2. Biochemical Analysis of Signaling Complexes:

• Immunoprecipitation and co-immunoprecipitation:

  • Stimulate NK cells with KIR2DS4-specific antibodies

  • Lyse cells in non-denaturing conditions

  • Immunoprecipitate KIR2DS4 or associated signaling molecules

  • Analyze by western blotting for interacting partners

• Proximity ligation assay (PLA):

  • Fix stimulated NK cells on slides

  • Incubate with primary antibodies against KIR2DS4 and potential interacting proteins

  • Apply PLA probes, perform ligation and amplification

  • Visualize protein-protein interactions by fluorescence microscopy

3. Transcriptional Response Analysis:

• qRT-PCR for immediate-early genes

• RNA-seq for global transcriptional changes

• ChIP-seq for transcription factor binding

4. Functional Output Measurement with Pathway Inhibition:

5. Comparative Analysis with Other NK Receptors:

• Compare signaling pathways triggered by KIR2DS4 with other receptors:

  • Other activating KIRs (KIR2DS1, KIR3DS1)

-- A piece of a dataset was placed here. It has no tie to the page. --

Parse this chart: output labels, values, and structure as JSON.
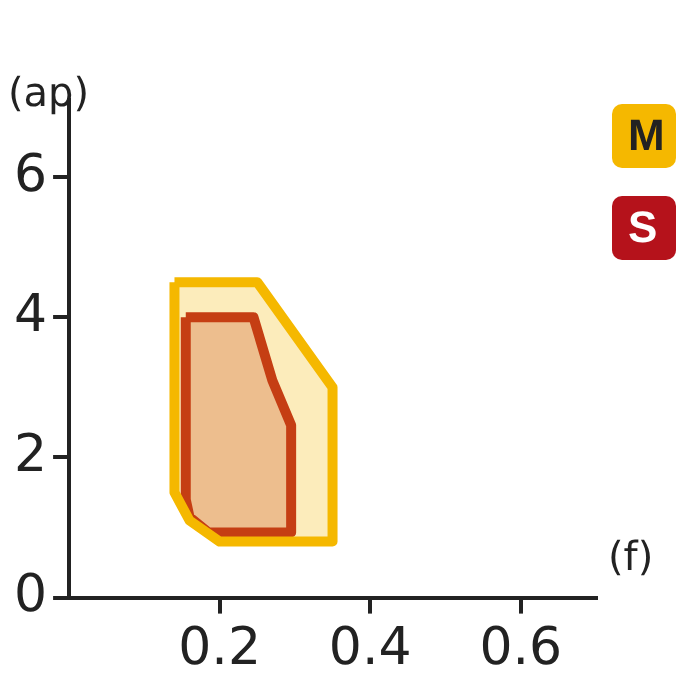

  • Natural cytotoxicity receptors (NKp46, NKp30)

  • NKG2D and 2B4

  • Assess unique vs. shared signaling components

These complementary approaches provide a comprehensive understanding of the signaling mechanisms initiated by KIR2DS4 engagement and how they integrate with other NK cell receptor pathways to determine functional outcomes.